Thackeray is heading a coalition government, the Maha Vikas Aghadi (MVA), with the Sena, the Congress and the NCP.
Chhagan Bhujbal, Jayant Patil (both from the NCP), Balasaheb Thorat and Nitin Raut (both from the Congress), Eknath Shinde and Subhash Desai (both from the Sena) took oath as ministers along with Thackeray.
Here’s a closer look at all the ministers who took oath on Thursday.
Bhujbal (72) is a veteran figure in Maharashtra politics, who has the rare distinction of being associated with all the three major non-BJP parties in the state.
A senior Nationalist Congress Party (NCP) leader, Bhujbal had been a member of both the Shiv Sena and the Congress at different times.
Bhujbal, who represents the OBC community, cut his political teeth in the Shiv Sena. He served as the Mayor of Mumbai, a Sena bastion, two times - 1985-86 and 1990-91.
He quit the Sena in 1991, causing quite a stir in state politics, and joined the Congress.
Bhujbal resigned from the Congress in 1999 and sided with Sharad Pawar, who formed the NCP the same year.

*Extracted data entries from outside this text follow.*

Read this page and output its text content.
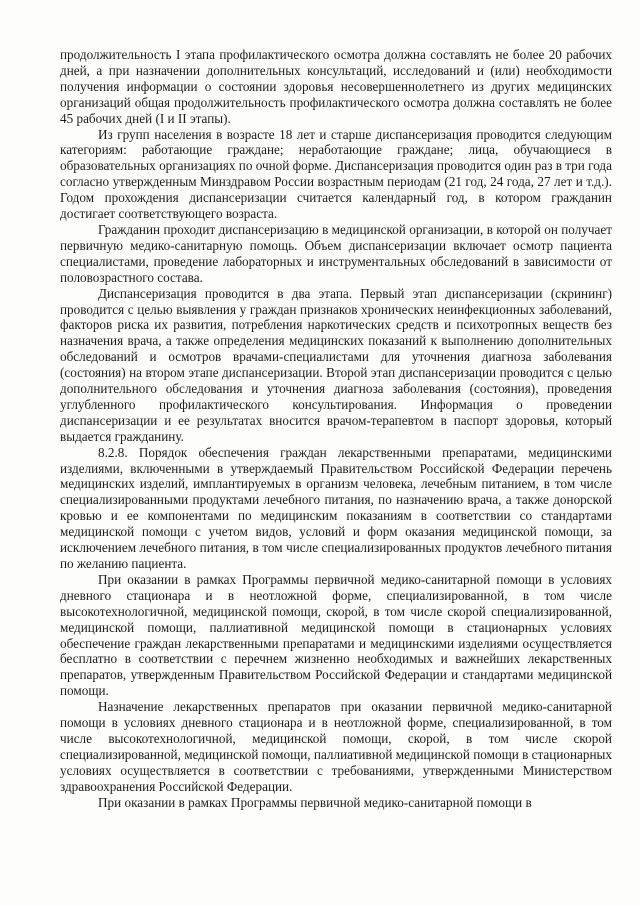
продолжительность I этапа профилактического осмотра должна составлять не более 20 рабочих дней, а при назначении дополнительных консультаций, исследований и (или) необходимости получения информации о состоянии здоровья несовершеннолетнего из других медицинских организаций общая продолжительность профилактического осмотра должна составлять не более 45 рабочих дней (I и II этапы).

Из групп населения в возрасте 18 лет и старше диспансеризация проводится следующим категориям: работающие граждане; неработающие граждане; лица, обучающиеся в образовательных организациях по очной форме. Диспансеризация проводится один раз в три года согласно утвержденным Минздравом России возрастным периодам (21 год, 24 года, 27 лет и т.д.). Годом прохождения диспансеризации считается календарный год, в котором гражданин достигает соответствующего возраста.

Гражданин проходит диспансеризацию в медицинской организации, в которой он получает первичную медико-санитарную помощь. Объем диспансеризации включает осмотр пациента специалистами, проведение лабораторных и инструментальных обследований в зависимости от половозрастного состава.

Диспансеризация проводится в два этапа. Первый этап диспансеризации (скрининг) проводится с целью выявления у граждан признаков хронических неинфекционных заболеваний, факторов риска их развития, потребления наркотических средств и психотропных веществ без назначения врача, а также определения медицинских показаний к выполнению дополнительных обследований и осмотров врачами-специалистами для уточнения диагноза заболевания (состояния) на втором этапе диспансеризации. Второй этап диспансеризации проводится с целью дополнительного обследования и уточнения диагноза заболевания (состояния), проведения углубленного профилактического консультирования. Информация о проведении диспансеризации и ее результатах вносится врачом-терапевтом в паспорт здоровья, который выдается гражданину.

8.2.8. Порядок обеспечения граждан лекарственными препаратами, медицинскими изделиями, включенными в утверждаемый Правительством Российской Федерации перечень медицинских изделий, имплантируемых в организм человека, лечебным питанием, в том числе специализированными продуктами лечебного питания, по назначению врача, а также донорской кровью и ее компонентами по медицинским показаниям в соответствии со стандартами медицинской помощи с учетом видов, условий и форм оказания медицинской помощи, за исключением лечебного питания, в том числе специализированных продуктов лечебного питания по желанию пациента.

При оказании в рамках Программы первичной медико-санитарной помощи в условиях дневного стационара и в неотложной форме, специализированной, в том числе высокотехнологичной, медицинской помощи, скорой, в том числе скорой специализированной, медицинской помощи, паллиативной медицинской помощи в стационарных условиях обеспечение граждан лекарственными препаратами и медицинскими изделиями осуществляется бесплатно в соответствии с перечнем жизненно необходимых и важнейших лекарственных препаратов, утвержденным Правительством Российской Федерации и стандартами медицинской помощи.

Назначение лекарственных препаратов при оказании первичной медико-санитарной помощи в условиях дневного стационара и в неотложной форме, специализированной, в том числе высокотехнологичной, медицинской помощи, скорой, в том числе скорой специализированной, медицинской помощи, паллиативной медицинской помощи в стационарных условиях осуществляется в соответствии с требованиями, утвержденными Министерством здравоохранения Российской Федерации.

При оказании в рамках Программы первичной медико-санитарной помощи в
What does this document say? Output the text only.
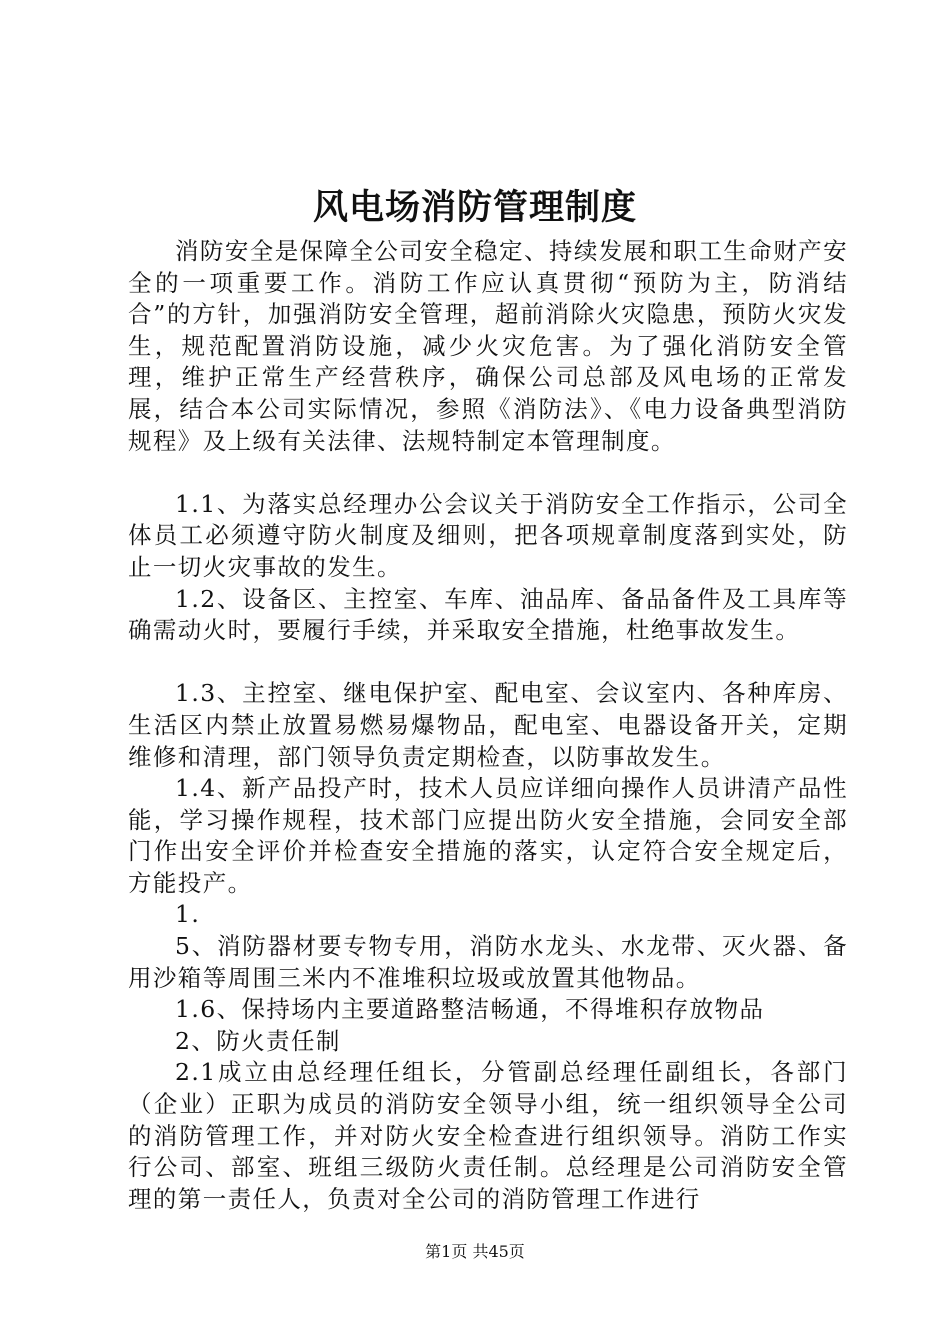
风电场消防管理制度

消防安全是保障全公司安全稳定、持续发展和职工生命财产安全的一项重要工作。消防工作应认真贯彻“预防为主，防消结合”的方针，加强消防安全管理，超前消除火灾隐患，预防火灾发生，规范配置消防设施，减少火灾危害。为了强化消防安全管理，维护正常生产经营秩序，确保公司总部及风电场的正常发展，结合本公司实际情况，参照《消防法》、《电力设备典型消防规程》及上级有关法律、法规特制定本管理制度。

1.1、为落实总经理办公会议关于消防安全工作指示，公司全体员工必须遵守防火制度及细则，把各项规章制度落到实处，防止一切火灾事故的发生。

1.2、设备区、主控室、车库、油品库、备品备件及工具库等确需动火时，要履行手续，并采取安全措施，杜绝事故发生。

1.3、主控室、继电保护室、配电室、会议室内、各种库房、生活区内禁止放置易燃易爆物品，配电室、电器设备开关，定期维修和清理，部门领导负责定期检查，以防事故发生。

1.4、新产品投产时，技术人员应详细向操作人员讲清产品性能，学习操作规程，技术部门应提出防火安全措施，会同安全部门作出安全评价并检查安全措施的落实，认定符合安全规定后，方能投产。

1.

5、消防器材要专物专用，消防水龙头、水龙带、灭火器、备用沙箱等周围三米内不准堆积垃圾或放置其他物品。

1.6、保持场内主要道路整洁畅通，不得堆积存放物品

2、防火责任制

2.1成立由总经理任组长，分管副总经理任副组长，各部门（企业）正职为成员的消防安全领导小组，统一组织领导全公司的消防管理工作，并对防火安全检查进行组织领导。消防工作实行公司、部室、班组三级防火责任制。总经理是公司消防安全管理的第一责任人，负责对全公司的消防管理工作进行

第1页 共45页
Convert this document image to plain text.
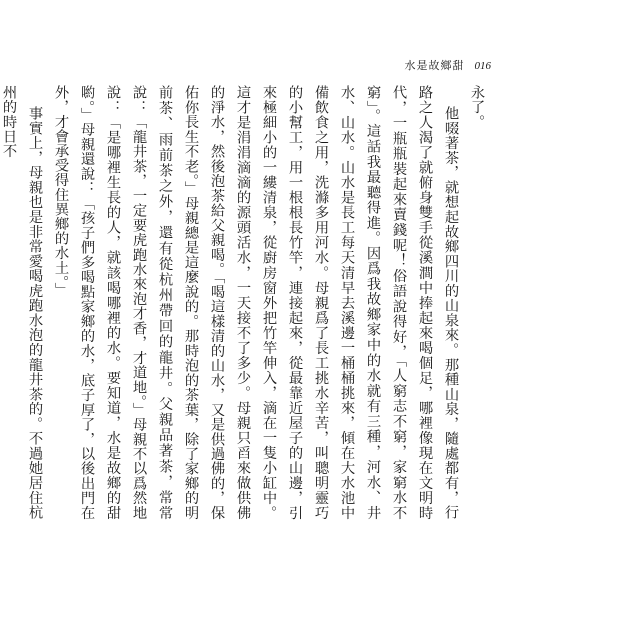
水是故鄉甜 016

永了。

他啜著茶，就想起故鄉四川的山泉來。那種山泉，隨處都有，行路之人渴了就俯身雙手從溪澗中捧起來喝個足，哪裡像現在文明時代，一瓶瓶裝起來賣錢呢！俗語說得好，「人窮志不窮，家窮水不窮」。這話我最聽得進。因爲我故鄉家中的水就有三種，河水、井水、山水。山水是長工每天清早去溪邊一桶桶挑來，傾在大水池中備飲食之用，洗滌多用河水。母親爲了長工挑水辛苦，叫聰明靈巧的小幫工，用一根根長竹竿，連接起來，從最靠近屋子的山邊，引來極細小的一縷清泉，從廚房窗外把竹竿伸入，滴在一隻小缸中。這才是涓涓滴滴的源頭活水，一天接不了多少。母親只舀來做供佛的淨水，然後泡茶給父親喝。「喝這樣清的山水，又是供過佛的，保佑你長生不老。」母親總是這麼說的。那時泡的茶葉，除了家鄉的明前茶、雨前茶之外，還有從杭州帶回的龍井。父親品著茶，常常說：「龍井茶，一定要虎跑水來泡才香，才道地。」母親不以爲然地說：「是哪裡生長的人，就該喝哪裡的水。要知道，水是故鄉的甜喲。」母親還說：「孩子們多喝點家鄉的水，底子厚了，以後出門在外，才會承受得住異鄉的水土。」

事實上，母親也是非常愛喝虎跑水泡的龍井茶的。不過她居住杭州的時日不
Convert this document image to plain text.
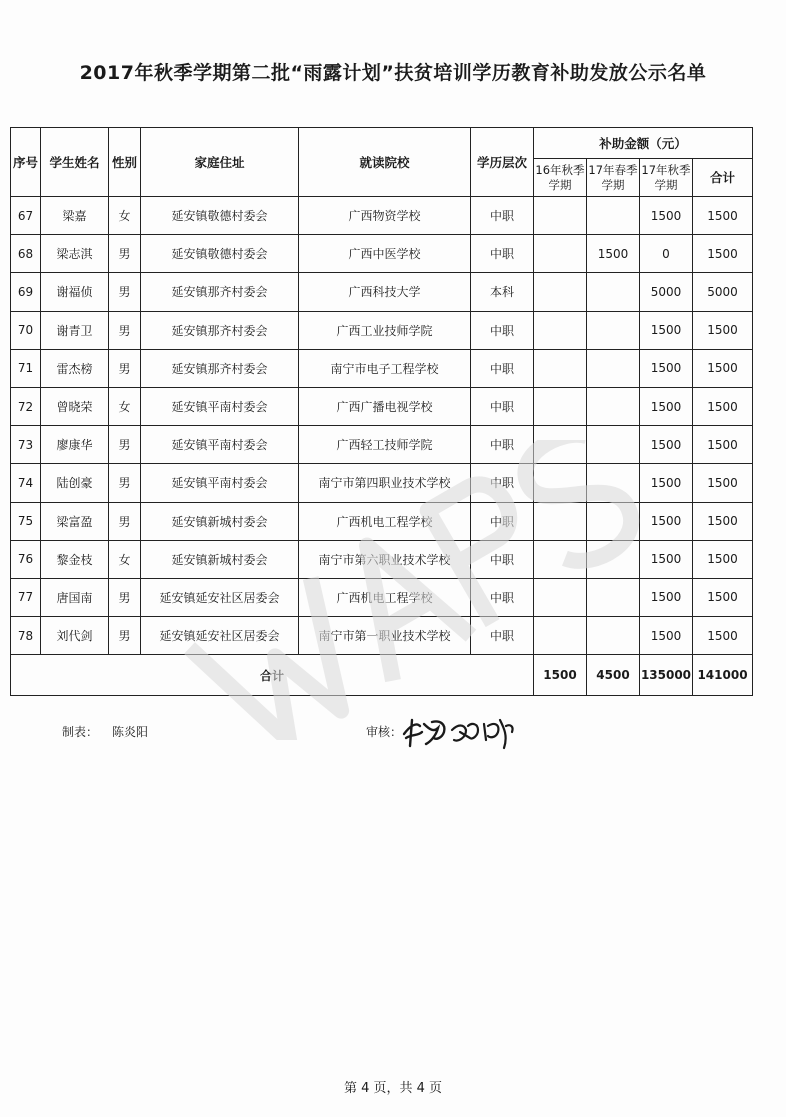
2017年秋季学期第二批“雨露计划”扶贫培训学历教育补助发放公示名单
序号	学生姓名	性别	家庭住址	就读院校	学历层次	补助金额（元）			
						16年秋季学期	17年春季学期	17年秋季学期	合计
67	梁嘉	女	延安镇敬德村委会	广西物资学校	中职			1500	1500
68	梁志淇	男	延安镇敬德村委会	广西中医学校	中职		1500	0	1500
69	谢福侦	男	延安镇那齐村委会	广西科技大学	本科			5000	5000
70	谢青卫	男	延安镇那齐村委会	广西工业技师学院	中职			1500	1500
71	雷杰榜	男	延安镇那齐村委会	南宁市电子工程学校	中职			1500	1500
72	曾晓荣	女	延安镇平南村委会	广西广播电视学校	中职			1500	1500
73	廖康华	男	延安镇平南村委会	广西轻工技师学院	中职			1500	1500
74	陆创豪	男	延安镇平南村委会	南宁市第四职业技术学校	中职			1500	1500
75	梁富盈	男	延安镇新城村委会	广西机电工程学校	中职			1500	1500
76	黎金枝	女	延安镇新城村委会	南宁市第六职业技术学校	中职			1500	1500
77	唐国南	男	延安镇延安社区居委会	广西机电工程学校	中职			1500	1500
78	刘代剑	男	延安镇延安社区居委会	南宁市第一职业技术学校	中职			1500	1500
合计						1500	4500	135000	141000
制表： 陈炎阳	审核：
第 4 页，共 4 页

He became deputy chief minister in December 2008 and held key portfolios, such as home affairs and public works in the Congress-NCP government.
Jayant Patil (57) is perceived as a leader with a clean image. He took charge of the NCP's Maharashtra unit, replacing Sunil Tatkare, in April 2018, ahead of the crucial Lok Sabha and state Assembly polls.
The NCP retained its tally in the 2019 April Lok Sabha election and fared better in the October Assembly polls, but the credit largely went to his boss, Pawar.
Being part of a motley alliance of once-rival and ideologically divergent parties, Patil, known for composed demeanour, will be one of the key leaders who will be seen doing the trapeze act to ensure the three-party government sustains.
Shinde (55) is the most prominent face of the Sena in the adjoining Thane city, from where he has been elected consecutively four terms to the Assembly.
Considered a troubleshooter in the Sena, Shinde was the PWD minister in the previous BJP-led government (2014-19).
One of the confidants of Uddhav Thackeray, Desai (77) is currently an MLC. The senior-most member of the cabinet had been a member of the Assembly three times.
Now serving his third term in the upper house of the legislature, Desai was the industries minister in the 2014-19 BJP-Sena government.
Congress leader Balasaheb Thorat (66) took charge of the party's state unit at a difficult time.
When Thorat became the Maharashtra Congress chief in July this year, the party was already staring down the barrel after its Lok Sabha poll debacle in the state, once its citadel.
It could win only one seat in the general election and was relegated to inferior position than its ally, the NCP.
The Congress (44) though fared better in the Assembly elections, winning two more seats than its 2014 tally.
The result may not be satisfactory for the party, which led the state several times in the past, a trusted lieutenant of the party's central leadership, Thorat ensured proper co-ordination in the state unit hit by factionalism.
He became a minister of state in 1999 and was promoted as a cabinet minister in 2004. The Congress legislature party leader has held revenue, agriculture, water conservation and protocol portfolios in the past.
A key leader of the Congress from its erstwhile bastion of Vidarbha in eastern Maharashtra, Raut (62) is a four-term MLA.
Hailing from Nagpur, Raut, too, comes with past experience in government. He has held animal husbandry, employment guarantee and water conservation departments so far.